Before you bid in De Venen
Before you bid in De Venen: listings are scarce here, which pushes bidding above asking more often — decide your maximum before the viewing, not during it. Also, family neighborhoods like this one turn over slowly; when a good house appears it often goes to the first serious, well-prepared bidder.
None of these averages can tell you whether the specific house you found is fairly priced — that depends on its size, energy label, state of maintenance and the recent sales around it. That is exactly what a free HomeReview report checks, in about 10 seconds, for any Dutch address.
Frequently asked questions
Is De Venen a good neighborhood to live in?
That depends on what you're looking for. De Venen has no single strong profile — it scores mid-range for most buyer types.

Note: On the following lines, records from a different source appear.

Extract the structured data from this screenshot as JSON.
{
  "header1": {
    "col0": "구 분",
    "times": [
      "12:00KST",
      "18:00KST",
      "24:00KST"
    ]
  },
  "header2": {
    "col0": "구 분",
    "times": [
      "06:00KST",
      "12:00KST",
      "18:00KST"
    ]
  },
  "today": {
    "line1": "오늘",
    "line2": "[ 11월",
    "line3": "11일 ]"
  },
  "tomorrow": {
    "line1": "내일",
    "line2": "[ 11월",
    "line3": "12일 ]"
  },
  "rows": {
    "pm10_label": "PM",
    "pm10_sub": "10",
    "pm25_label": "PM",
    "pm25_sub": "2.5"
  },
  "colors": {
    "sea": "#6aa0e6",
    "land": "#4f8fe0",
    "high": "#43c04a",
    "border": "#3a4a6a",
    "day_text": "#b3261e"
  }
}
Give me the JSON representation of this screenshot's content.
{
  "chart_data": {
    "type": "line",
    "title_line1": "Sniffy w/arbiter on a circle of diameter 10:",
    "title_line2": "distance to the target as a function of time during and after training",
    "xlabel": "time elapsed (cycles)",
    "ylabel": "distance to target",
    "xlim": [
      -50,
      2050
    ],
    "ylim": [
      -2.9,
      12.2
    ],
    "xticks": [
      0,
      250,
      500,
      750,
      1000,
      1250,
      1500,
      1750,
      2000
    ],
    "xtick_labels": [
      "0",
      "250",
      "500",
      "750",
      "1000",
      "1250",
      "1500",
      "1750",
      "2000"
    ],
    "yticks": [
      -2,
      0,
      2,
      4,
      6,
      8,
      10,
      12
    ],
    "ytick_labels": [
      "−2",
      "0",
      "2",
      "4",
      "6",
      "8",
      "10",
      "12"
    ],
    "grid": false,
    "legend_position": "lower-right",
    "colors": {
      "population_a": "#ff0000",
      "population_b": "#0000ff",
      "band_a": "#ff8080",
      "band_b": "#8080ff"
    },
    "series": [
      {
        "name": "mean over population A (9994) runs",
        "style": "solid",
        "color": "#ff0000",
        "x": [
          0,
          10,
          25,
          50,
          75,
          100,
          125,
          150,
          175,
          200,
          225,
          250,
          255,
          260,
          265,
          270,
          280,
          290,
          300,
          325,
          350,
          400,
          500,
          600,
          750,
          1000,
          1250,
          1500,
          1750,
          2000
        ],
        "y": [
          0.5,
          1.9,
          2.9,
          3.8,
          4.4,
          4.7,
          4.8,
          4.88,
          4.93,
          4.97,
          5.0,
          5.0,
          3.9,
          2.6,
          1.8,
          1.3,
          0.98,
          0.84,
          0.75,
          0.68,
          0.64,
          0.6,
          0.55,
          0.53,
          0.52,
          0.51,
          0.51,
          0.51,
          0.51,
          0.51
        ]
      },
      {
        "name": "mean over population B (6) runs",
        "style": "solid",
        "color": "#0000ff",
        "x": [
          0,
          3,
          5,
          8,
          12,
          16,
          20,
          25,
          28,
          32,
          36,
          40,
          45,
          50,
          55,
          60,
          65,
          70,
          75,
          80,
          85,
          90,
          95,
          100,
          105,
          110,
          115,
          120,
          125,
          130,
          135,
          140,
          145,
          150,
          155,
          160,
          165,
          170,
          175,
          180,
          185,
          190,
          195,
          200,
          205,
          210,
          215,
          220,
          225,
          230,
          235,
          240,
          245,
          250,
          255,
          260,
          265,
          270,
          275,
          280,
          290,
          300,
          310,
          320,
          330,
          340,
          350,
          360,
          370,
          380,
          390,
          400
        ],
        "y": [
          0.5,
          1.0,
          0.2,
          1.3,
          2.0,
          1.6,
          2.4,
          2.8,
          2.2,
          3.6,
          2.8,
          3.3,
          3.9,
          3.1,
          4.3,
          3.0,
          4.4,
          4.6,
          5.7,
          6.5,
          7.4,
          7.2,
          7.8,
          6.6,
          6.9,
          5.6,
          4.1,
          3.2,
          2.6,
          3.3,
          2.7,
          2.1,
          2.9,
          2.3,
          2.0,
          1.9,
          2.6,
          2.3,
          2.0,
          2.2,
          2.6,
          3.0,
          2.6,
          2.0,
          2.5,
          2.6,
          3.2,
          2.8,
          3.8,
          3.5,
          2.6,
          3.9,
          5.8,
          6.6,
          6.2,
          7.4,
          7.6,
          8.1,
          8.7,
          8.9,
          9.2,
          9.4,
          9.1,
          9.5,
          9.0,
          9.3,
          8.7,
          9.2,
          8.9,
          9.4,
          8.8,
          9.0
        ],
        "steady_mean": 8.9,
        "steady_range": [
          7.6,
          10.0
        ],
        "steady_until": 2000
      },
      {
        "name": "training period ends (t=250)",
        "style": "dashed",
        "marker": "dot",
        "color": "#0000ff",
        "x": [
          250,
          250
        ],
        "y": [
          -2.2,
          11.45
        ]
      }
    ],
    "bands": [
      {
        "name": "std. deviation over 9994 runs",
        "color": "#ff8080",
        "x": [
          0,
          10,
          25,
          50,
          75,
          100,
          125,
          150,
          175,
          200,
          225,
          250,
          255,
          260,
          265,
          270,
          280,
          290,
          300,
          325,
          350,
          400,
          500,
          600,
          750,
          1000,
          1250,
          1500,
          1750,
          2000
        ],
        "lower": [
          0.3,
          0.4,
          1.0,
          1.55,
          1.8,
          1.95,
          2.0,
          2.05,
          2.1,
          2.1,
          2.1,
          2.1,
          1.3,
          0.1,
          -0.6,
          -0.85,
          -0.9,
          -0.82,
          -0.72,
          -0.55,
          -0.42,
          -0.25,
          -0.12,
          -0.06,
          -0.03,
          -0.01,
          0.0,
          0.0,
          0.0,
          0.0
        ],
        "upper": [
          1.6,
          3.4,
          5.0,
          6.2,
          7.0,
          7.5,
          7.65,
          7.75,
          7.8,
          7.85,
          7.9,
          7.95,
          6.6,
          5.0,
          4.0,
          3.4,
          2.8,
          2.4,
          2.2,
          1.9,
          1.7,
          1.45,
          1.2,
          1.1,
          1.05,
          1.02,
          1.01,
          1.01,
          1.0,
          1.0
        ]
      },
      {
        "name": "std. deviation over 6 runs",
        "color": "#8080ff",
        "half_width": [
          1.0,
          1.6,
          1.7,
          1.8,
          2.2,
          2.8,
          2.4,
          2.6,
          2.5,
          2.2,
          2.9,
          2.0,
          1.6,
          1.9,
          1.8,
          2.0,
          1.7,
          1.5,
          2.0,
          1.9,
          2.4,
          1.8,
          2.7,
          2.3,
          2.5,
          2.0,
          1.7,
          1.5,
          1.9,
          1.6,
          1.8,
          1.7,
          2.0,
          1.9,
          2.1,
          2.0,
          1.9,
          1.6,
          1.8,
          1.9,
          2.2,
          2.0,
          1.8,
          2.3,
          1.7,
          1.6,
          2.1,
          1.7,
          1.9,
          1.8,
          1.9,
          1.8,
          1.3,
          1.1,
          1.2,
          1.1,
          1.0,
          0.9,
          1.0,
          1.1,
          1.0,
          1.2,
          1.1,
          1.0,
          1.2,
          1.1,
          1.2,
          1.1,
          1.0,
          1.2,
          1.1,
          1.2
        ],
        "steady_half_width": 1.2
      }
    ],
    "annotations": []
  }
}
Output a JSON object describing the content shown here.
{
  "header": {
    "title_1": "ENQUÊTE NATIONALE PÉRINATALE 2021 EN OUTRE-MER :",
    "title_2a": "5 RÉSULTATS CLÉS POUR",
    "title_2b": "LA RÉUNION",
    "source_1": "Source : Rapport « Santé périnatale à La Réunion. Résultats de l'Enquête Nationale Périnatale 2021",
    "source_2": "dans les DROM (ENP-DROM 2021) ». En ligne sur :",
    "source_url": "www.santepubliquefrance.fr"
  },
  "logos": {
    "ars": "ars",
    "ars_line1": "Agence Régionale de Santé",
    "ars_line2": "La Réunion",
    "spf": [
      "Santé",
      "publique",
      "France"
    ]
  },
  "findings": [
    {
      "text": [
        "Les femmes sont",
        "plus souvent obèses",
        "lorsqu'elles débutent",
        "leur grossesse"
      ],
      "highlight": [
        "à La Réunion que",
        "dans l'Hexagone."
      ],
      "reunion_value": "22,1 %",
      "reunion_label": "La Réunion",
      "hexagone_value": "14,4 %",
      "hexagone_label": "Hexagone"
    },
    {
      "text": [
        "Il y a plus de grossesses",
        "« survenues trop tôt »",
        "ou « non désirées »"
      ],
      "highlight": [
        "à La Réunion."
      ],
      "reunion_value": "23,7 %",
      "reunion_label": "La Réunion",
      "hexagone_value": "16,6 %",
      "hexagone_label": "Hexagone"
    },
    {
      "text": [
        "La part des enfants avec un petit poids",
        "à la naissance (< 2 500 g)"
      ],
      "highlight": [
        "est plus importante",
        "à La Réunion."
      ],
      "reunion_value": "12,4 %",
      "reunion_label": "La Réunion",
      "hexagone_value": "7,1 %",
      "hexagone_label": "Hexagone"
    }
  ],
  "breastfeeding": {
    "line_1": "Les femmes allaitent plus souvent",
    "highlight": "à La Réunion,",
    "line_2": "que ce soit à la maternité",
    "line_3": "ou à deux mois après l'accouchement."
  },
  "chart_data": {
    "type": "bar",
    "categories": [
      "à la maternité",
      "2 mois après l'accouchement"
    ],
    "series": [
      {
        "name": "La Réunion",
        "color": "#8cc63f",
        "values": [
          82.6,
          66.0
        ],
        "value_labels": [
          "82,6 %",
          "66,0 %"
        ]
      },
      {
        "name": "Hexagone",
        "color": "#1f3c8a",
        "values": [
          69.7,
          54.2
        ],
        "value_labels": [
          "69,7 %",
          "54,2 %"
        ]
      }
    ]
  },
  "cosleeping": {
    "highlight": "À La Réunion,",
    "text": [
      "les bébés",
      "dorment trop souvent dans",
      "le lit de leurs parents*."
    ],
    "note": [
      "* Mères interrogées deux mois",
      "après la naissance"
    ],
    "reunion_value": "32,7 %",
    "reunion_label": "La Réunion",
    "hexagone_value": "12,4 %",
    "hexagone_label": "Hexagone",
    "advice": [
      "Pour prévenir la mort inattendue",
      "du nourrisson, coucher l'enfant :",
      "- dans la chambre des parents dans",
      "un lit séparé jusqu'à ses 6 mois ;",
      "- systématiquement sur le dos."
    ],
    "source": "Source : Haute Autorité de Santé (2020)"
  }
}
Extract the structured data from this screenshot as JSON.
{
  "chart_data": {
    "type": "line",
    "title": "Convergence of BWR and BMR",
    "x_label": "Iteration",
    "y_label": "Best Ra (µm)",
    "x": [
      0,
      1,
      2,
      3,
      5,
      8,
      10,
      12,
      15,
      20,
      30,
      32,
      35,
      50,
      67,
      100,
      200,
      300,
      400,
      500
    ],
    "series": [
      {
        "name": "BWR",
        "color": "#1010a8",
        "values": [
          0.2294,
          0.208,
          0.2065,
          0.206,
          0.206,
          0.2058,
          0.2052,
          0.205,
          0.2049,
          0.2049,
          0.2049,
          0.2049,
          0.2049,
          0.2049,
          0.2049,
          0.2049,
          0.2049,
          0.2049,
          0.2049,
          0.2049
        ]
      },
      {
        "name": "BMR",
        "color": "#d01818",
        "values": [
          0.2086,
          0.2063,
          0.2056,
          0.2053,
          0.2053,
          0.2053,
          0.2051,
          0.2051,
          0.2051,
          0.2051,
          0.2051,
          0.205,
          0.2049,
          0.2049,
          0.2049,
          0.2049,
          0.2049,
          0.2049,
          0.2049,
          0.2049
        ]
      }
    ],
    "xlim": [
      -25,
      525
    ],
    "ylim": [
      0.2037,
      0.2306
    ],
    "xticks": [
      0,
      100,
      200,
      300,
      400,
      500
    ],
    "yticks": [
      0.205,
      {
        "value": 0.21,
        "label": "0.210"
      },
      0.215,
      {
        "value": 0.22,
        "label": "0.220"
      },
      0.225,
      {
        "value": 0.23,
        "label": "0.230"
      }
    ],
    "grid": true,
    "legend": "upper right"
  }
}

The average home value is €376,000 and the neighborhood has 1,800 residents. Ultimately the specific street and home matter more than the neighborhood average.
What is the average home value in De Venen?
The average home value (WOZ waarde) in De Venen, Den Haag is €376,000, based on the official CBS neighborhood statistics.
Is De Venen mostly owner-occupied or rental?
32% of homes in De Venen are owner-occupied and 68% are rentals, of which 56% of all homes are social housing (woningcorporatie).
Are house prices in De Venen rising?
Between 2015 and 2025 the average WOZ value in De Venen rose from €180,000 to €424,000 (+136%); Den Haag as a whole moved up 125% over the same period. WOZ values lag the current market by about a year.
How old are the homes in De Venen?
0% of homes in De Venen were built before 2000 and 100% after. Older buildings can mean higher maintenance and energy costs — check the energy label before bidding.
How far is the nearest train station from De Venen?
The average distance to a train station from De Venen is 0.6 km; a large supermarket is 1.8 km away on average.
Is De Venen an expensive part of Den Haag?
It sits close to the Den Haag median: neither a premium neighborhood nor a bargain area.
Is De Venen good for families with children?
The nearest primary school is 1.2 km away and there are 1 daycare locations within a kilometer. 44% of households here have children at home.
Similar neighborhoods in Den Haag
Closest in price — worth a look if De Venen is out of reach or you want alternatives.